The image intensifier is then checked in two exact levels in conclusion. In addition to assessing the anatomical joint congruence of the proximal radioulnar and humeroulnar joint, the exclusion of an intra-articular screw position is essential (Fig. 2). After the desired result is achieved with reduction and the implant is positioned correctly, the wound is closed layer by layer; bulging knots should be avoided due to possible soft-tissue irritation. By positioning the plates medially and laterally to the dorsal ulnar edge, the fascia usually completely closes over the plate.

Fig. 2
figure 2

Monitoring under image intensifier to assess the anatomical congruence of the proximal radioulnar and the humeroulnar joint; exclusion of an intra-articular screw position

Aftercare

An immobilizing plaster splint can be useful in critical soft-tissue situations until it can be established that the wound is healing. In general, however, the focus is on early functional, physiotherapeutic exercise of the elbow joint. Full loading is usually permitted after 3 months when bone consolidation can be seen radiologically.

Discussion

Double-plate osteosynthesis allows for safe and stable fracture treatment and enables simultaneous treatment of possible concomitant injuries through the extension of the access point. The two subfascial plates with polyaxial angle-stable screws also make it possible for even small fragments to be screwed together in a manner stable for mobilization [5]. We see clear advantages in the clinical application due to the anatomical pre-contouring as well as the easy and precise adaptability. In our experience, double-plate osteosynthesis leads to soft-tissue irritation less frequently, compared with bulky dorsal plates. However, to date there is no evidence in the literature of a reduced rate of metal removal compared with tension-band osteosynthesis or prominent dorsal plates [1].

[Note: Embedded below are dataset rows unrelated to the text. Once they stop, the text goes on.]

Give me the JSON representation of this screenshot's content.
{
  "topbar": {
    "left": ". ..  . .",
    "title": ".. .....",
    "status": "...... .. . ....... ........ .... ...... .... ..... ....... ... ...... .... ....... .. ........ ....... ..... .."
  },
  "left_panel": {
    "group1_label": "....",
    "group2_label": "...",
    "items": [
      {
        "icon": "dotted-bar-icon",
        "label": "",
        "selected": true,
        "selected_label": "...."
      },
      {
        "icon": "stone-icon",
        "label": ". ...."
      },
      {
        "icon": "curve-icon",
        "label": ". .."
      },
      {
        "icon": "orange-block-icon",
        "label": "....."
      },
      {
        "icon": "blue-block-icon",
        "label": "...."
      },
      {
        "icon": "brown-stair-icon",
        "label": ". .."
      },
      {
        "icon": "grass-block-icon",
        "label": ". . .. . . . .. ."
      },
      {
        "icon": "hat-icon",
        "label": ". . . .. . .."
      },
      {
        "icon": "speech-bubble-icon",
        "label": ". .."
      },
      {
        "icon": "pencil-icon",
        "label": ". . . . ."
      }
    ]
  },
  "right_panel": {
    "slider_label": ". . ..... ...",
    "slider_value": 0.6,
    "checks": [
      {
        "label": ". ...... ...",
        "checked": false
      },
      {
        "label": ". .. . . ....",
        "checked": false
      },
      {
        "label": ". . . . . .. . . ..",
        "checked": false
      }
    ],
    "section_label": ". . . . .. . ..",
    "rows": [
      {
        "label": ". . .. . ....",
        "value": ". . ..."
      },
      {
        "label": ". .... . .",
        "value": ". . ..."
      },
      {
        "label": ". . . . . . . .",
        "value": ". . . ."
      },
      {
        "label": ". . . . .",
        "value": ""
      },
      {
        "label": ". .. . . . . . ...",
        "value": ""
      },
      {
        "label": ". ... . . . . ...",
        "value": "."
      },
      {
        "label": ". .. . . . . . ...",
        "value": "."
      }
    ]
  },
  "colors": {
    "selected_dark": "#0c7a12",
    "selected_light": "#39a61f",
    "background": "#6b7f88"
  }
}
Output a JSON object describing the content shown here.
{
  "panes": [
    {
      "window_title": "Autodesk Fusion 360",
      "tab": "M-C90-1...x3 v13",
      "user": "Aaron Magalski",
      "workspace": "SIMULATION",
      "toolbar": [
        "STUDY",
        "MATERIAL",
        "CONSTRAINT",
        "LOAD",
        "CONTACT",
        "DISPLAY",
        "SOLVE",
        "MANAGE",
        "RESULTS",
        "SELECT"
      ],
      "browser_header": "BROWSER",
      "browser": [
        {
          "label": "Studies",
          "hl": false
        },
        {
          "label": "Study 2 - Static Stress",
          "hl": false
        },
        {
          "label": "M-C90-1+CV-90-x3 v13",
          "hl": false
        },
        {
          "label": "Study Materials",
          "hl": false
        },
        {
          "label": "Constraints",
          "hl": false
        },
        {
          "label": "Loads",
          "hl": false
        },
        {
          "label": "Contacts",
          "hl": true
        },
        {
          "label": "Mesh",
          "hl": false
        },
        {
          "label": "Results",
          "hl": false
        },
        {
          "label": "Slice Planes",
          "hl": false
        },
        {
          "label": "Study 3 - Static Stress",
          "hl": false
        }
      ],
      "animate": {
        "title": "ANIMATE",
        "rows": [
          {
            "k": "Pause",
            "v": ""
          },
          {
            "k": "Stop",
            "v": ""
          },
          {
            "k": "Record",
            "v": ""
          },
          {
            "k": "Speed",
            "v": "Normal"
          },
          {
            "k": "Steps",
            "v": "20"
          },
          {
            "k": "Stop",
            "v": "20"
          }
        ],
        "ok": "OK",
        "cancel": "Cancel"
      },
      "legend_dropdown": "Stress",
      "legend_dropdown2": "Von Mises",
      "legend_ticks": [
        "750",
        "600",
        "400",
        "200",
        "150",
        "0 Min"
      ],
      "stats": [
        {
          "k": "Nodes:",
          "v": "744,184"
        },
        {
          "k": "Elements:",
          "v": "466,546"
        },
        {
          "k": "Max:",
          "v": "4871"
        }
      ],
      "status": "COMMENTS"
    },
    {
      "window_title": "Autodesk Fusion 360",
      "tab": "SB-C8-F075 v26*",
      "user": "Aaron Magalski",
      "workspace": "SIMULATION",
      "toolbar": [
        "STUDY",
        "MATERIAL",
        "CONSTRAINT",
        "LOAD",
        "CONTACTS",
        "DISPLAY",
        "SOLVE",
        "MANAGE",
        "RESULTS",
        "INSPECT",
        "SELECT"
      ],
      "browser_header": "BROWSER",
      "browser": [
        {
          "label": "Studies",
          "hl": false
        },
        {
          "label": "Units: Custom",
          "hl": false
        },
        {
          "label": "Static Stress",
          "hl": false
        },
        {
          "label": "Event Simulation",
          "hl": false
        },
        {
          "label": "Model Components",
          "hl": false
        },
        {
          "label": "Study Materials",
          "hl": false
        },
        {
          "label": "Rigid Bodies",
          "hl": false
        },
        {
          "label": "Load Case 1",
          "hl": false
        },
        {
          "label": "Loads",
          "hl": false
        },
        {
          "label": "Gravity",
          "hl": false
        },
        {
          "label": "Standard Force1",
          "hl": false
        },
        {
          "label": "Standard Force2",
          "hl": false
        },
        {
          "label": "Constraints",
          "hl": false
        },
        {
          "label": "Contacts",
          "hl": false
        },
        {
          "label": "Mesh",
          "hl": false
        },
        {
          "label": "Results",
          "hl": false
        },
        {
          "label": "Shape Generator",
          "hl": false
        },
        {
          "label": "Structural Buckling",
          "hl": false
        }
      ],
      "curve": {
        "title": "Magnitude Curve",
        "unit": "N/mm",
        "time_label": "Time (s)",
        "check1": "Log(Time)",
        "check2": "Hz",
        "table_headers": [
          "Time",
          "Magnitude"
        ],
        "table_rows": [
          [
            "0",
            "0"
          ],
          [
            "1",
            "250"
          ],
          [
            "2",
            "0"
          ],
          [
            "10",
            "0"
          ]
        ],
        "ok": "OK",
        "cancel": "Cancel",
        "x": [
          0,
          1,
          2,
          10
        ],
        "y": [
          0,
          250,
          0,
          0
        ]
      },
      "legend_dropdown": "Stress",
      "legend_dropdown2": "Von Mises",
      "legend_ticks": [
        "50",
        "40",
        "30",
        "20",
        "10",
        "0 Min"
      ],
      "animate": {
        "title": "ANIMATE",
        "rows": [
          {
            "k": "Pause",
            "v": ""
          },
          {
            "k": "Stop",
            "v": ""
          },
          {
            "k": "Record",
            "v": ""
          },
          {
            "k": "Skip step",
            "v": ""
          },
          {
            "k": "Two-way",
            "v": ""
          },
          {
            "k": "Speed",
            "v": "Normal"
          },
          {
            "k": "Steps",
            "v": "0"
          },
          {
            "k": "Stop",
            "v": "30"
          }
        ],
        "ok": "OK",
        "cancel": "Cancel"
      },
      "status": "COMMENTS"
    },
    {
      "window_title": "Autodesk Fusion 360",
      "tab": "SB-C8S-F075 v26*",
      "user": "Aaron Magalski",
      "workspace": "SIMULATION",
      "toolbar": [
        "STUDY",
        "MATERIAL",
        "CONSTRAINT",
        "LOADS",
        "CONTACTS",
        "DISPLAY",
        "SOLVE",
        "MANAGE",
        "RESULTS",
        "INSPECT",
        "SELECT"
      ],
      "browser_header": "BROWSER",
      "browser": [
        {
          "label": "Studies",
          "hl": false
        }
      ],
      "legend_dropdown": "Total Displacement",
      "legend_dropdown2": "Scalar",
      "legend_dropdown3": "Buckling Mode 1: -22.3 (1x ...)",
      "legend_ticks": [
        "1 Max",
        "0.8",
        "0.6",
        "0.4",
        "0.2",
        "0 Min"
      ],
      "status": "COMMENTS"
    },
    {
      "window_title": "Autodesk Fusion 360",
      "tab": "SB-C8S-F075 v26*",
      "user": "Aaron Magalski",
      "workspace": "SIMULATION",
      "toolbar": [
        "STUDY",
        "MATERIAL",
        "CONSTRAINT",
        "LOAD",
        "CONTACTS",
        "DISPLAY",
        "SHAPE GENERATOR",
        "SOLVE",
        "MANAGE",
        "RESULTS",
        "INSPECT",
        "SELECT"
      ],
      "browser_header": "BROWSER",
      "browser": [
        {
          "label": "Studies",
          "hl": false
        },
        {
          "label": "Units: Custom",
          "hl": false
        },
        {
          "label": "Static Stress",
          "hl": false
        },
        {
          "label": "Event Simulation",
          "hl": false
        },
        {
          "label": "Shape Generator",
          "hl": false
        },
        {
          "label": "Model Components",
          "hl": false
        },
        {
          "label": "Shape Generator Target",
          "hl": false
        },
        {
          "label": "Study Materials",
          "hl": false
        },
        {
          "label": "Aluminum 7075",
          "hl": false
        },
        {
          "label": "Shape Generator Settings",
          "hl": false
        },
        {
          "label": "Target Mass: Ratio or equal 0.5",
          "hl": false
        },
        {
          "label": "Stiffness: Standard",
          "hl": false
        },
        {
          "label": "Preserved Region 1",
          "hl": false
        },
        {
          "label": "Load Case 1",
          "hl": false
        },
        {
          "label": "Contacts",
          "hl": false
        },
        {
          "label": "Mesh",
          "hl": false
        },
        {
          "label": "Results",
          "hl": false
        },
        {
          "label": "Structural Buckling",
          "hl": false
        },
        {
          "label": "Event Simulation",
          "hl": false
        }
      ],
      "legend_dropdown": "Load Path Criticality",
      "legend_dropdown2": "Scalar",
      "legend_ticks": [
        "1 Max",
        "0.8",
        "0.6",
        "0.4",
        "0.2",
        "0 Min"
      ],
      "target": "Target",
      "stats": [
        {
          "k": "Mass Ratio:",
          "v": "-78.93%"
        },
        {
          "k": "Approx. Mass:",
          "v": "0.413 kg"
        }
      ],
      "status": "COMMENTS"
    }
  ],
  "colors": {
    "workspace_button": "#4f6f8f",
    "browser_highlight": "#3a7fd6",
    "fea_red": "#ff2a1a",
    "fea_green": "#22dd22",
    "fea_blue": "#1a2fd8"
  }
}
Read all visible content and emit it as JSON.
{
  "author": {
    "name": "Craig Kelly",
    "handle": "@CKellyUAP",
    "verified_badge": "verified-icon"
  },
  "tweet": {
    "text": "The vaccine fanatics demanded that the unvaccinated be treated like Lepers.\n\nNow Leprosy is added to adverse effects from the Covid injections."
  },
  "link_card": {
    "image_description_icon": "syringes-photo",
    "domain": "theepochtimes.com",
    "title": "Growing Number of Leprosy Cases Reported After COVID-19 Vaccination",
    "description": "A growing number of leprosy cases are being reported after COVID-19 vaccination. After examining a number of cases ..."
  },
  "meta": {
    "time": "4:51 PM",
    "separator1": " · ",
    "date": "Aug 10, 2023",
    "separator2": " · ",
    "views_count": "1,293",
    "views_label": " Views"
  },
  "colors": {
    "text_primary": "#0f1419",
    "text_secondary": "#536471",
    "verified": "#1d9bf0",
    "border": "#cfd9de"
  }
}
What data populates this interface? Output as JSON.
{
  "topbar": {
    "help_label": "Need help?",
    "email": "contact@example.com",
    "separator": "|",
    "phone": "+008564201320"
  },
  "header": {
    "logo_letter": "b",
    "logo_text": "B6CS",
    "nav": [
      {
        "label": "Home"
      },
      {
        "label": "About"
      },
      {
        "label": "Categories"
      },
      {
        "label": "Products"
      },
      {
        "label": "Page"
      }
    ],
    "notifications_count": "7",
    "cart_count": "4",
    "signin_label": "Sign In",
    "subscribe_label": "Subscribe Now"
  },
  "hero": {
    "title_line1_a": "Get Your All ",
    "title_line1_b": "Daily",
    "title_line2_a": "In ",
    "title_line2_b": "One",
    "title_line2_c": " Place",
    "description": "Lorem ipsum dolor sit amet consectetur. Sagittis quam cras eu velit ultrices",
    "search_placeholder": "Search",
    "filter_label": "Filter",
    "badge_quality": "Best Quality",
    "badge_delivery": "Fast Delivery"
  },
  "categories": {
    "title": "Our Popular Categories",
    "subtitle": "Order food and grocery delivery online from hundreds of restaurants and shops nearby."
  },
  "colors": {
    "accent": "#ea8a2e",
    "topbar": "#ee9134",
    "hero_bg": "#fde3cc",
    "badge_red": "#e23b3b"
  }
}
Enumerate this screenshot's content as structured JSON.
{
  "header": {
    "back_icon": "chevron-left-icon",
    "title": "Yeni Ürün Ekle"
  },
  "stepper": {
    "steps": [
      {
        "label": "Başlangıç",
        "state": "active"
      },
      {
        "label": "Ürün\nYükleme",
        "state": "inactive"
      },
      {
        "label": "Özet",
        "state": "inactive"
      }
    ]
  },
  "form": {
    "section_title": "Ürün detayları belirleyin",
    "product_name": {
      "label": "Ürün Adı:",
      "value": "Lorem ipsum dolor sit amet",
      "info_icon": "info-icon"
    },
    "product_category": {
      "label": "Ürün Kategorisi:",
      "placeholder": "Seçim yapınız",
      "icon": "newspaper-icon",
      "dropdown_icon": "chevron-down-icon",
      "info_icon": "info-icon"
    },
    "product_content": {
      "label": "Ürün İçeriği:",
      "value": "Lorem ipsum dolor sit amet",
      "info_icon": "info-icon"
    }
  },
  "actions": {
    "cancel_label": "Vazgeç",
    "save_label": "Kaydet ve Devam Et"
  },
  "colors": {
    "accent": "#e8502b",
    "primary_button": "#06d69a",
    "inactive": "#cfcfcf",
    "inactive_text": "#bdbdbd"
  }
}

In summary, double-plate osteosynthesis has become established as the surgical standard for proximal ulnar fractures in our hospital, while tension-band osteosynthesis still plays a subordinate role. One limitation for the use of the double-plate osteosynthesis with low-profile plates described here is an expansion of the fracture into the metaphysis or the proximal ulnar shaft. In such cases, the use of long dorsal plates (usually 3.5-mm systems) is preferable.

Practical conclusion

  • Double-plate osteosynthesis has become established for the treatment of complex fractures of the proximal ulna.

  • At our hospital, double-plate osteosynthesis has largely replaced tension-band osteosynthesis.

  • The simultaneous treatment of possible concomitant injuries and the fact that soft-tissue irritation is rarely observed represent a decisive advantage.